Data Leakage: The greatest fear
• Forty-five percent of respondent’s report that they suffered a data breach, including 45% in the financial services sector, 45% in retail and 46% in healthcare.
• More than 60% are not confident that they can quickly detect application-layer attacks, including 59% in financial services, 67% in retail and 67% in healthcare.
• More than 60% are not confident that their organizations are protected against application-layer attacks, including 52% in financial services, 61% in retail and 63% in healthcare.
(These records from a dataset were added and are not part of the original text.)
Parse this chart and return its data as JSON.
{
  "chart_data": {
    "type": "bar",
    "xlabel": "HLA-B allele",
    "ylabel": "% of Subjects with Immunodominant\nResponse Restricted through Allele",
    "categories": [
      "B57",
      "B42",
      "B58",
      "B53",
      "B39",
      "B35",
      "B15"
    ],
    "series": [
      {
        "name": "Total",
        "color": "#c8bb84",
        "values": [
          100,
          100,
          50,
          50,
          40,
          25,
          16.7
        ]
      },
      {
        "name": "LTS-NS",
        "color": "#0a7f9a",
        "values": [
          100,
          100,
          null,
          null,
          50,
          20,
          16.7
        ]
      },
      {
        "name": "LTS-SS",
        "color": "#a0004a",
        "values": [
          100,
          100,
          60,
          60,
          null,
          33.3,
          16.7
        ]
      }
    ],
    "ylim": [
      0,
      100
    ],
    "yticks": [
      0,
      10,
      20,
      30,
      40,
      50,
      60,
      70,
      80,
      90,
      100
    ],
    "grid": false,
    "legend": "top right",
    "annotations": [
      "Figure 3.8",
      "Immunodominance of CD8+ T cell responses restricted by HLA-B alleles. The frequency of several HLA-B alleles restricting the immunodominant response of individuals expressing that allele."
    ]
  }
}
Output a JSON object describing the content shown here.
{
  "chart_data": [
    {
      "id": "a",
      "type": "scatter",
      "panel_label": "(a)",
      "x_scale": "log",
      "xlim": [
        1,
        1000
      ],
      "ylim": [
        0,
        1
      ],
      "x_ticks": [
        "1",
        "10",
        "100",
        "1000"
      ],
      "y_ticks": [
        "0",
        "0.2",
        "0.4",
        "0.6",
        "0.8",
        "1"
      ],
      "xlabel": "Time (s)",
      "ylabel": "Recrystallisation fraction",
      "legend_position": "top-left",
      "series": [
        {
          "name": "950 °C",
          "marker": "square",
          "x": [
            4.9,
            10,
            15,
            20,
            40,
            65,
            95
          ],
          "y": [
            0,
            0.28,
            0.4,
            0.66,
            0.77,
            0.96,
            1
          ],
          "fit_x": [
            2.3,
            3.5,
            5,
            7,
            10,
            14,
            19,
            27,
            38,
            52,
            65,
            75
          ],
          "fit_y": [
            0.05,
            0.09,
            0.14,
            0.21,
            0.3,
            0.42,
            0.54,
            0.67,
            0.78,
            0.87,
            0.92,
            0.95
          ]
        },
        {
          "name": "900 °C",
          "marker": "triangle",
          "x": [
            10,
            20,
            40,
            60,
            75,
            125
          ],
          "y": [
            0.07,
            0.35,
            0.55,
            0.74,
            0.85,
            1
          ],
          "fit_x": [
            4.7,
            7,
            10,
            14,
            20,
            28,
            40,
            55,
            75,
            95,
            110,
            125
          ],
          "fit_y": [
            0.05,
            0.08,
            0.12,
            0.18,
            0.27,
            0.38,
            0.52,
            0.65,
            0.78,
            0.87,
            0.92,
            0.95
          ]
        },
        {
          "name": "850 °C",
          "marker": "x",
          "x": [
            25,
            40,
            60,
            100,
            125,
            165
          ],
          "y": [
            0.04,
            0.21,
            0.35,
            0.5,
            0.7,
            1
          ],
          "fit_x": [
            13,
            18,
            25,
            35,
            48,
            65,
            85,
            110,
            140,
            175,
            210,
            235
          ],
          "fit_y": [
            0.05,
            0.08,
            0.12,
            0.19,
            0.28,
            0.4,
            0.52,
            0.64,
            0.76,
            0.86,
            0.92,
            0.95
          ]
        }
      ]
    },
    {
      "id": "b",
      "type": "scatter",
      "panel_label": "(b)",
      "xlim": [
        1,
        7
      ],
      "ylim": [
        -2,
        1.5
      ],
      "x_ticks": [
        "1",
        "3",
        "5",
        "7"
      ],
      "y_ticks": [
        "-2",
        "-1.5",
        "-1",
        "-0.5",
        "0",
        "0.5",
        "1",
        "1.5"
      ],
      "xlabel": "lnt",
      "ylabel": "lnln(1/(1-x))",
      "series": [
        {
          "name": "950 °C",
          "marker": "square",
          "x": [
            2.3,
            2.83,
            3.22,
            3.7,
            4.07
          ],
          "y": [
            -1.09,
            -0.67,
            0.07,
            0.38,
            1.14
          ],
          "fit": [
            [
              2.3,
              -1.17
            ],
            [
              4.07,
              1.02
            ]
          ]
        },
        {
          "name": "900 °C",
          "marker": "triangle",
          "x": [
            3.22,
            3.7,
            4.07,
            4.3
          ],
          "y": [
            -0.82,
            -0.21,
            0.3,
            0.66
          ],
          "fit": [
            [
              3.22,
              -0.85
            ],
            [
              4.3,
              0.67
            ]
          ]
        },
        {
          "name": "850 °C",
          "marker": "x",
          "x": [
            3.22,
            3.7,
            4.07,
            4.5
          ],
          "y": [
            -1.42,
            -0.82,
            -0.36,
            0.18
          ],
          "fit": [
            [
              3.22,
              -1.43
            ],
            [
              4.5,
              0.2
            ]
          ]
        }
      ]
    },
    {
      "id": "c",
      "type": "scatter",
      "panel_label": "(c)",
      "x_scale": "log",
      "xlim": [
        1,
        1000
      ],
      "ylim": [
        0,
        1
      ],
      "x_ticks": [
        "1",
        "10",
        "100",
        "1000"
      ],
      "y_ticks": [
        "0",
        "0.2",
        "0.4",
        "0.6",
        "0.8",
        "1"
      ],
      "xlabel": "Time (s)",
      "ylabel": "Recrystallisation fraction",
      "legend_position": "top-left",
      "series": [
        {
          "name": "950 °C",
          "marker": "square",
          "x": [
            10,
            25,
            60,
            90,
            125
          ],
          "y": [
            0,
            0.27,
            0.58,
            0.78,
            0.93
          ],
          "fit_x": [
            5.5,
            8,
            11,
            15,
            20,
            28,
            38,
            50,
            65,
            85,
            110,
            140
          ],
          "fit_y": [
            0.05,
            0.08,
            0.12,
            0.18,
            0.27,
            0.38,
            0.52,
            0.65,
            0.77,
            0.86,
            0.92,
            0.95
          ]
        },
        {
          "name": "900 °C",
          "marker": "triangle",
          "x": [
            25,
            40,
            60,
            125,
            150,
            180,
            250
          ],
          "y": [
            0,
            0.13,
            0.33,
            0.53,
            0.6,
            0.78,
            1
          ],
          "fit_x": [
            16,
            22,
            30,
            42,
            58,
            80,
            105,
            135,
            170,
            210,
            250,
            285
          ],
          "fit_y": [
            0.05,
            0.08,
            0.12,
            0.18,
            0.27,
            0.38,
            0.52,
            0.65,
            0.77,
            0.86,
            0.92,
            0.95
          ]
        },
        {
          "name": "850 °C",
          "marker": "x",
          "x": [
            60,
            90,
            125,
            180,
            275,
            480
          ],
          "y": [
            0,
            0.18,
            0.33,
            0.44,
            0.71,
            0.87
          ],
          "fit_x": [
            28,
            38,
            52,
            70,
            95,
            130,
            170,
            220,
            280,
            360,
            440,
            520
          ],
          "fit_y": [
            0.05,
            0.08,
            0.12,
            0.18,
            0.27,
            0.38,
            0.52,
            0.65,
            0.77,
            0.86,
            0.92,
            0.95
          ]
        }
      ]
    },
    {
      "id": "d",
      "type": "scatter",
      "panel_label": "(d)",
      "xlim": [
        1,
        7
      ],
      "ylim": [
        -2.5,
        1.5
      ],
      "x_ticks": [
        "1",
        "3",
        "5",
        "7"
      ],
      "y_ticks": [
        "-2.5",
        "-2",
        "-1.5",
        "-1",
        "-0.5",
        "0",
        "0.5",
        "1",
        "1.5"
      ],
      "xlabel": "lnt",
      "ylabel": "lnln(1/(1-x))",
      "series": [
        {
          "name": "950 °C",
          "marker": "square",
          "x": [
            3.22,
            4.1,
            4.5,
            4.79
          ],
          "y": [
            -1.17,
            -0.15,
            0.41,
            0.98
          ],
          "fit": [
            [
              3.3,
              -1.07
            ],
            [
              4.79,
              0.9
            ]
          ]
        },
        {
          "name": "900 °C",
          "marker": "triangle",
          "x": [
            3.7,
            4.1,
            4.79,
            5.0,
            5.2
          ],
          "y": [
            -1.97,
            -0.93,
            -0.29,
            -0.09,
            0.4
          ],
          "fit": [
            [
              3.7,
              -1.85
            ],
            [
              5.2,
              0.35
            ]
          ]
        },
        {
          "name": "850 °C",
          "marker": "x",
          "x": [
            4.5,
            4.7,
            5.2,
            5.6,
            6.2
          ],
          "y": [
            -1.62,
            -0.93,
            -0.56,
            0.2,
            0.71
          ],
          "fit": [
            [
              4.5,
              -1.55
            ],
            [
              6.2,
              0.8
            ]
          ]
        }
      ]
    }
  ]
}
• More than 70% are not confident their organization can protect itself against an application-layer DDoS attack, including 66% in financial services, 68% in retail and 70% in healthcare
• Nearly 60% of respondents do not track sensitive data they share with third parties once the data leaves the corporate network
CONUNDRUM #2: The Continuous, Delivery Security Challenge
Organizations are looking for ways to optimize the deployment of application services. Many try to fully automate the cycle of application development, QA, testing, modifying and deploying in staging, and the production environment in what is known as continuous delivery. A successful continuous delivery implementation can yield a competitive edge and save operational expenses. For some of the more dynamic application services, the fast pace is critical as they are required to deploy multiple versions into production per day. The challenge, on the other hand, is to ensure accurate application security throughout the process, as almost two-thirds (62%) believe it increases the attack surface.
Research shows that continuous delivery is high priority for many organizations with half of respondents currently using this approach and another 20% planning to do so within the next two years. Because continuous delivery requires accelerating the pace of application development, changes, fixes, etc., there are inherent exposure points that hamper risk and threat mitigation. Even with sustainable and secure methodologies and processes in place, the new exponential growth in digital touchpoints (Web, cloud, mobile) coupled with applications being developed by both IT and lines of business, may result in major security schisms that spell disaster without automated code reviews and security practices in place. This is especially problematic when business lines do not implement automated testing tools and protocols.
Research also indicates security executives and other experts understand the impact continuous delivery is having on their organizations. While sixty-two percent believe continuous delivery increases the attack surface, risks and vulnerabilities, only 25% are confident that security is integrated with continuous delivery of in-house, Web or cloud.
CONUNDRUM #3: GDPR Preparedness Effect
Organizations around the world that do business in or with the European Union (EU) will need to meet stricter data privacy laws with the GDPR having taken effect in May, 2018. Any organization that offers goods or services to EU residents, monitors personal behavior or processes or handles personal data of EU residents will be impacted by this law. Those who do not abide by the regulation will be subject to hefty fines. This is a particular challenge for large multi-national corporations that do business in the EU as well as companies that may be headquartered there.
Research shows that over 25% expect to change their processes significantly due to GDPR while more than half expect to make just some changes. Retailers and financial services enterprises may face the most hurdles regarding GDPR as over 60% of retailers and nearly 50% of financial services firms currently collect customer data for profiling and personalized marketing, yet only 17% of each group type states they will be in compliance with GDPR by the effective date.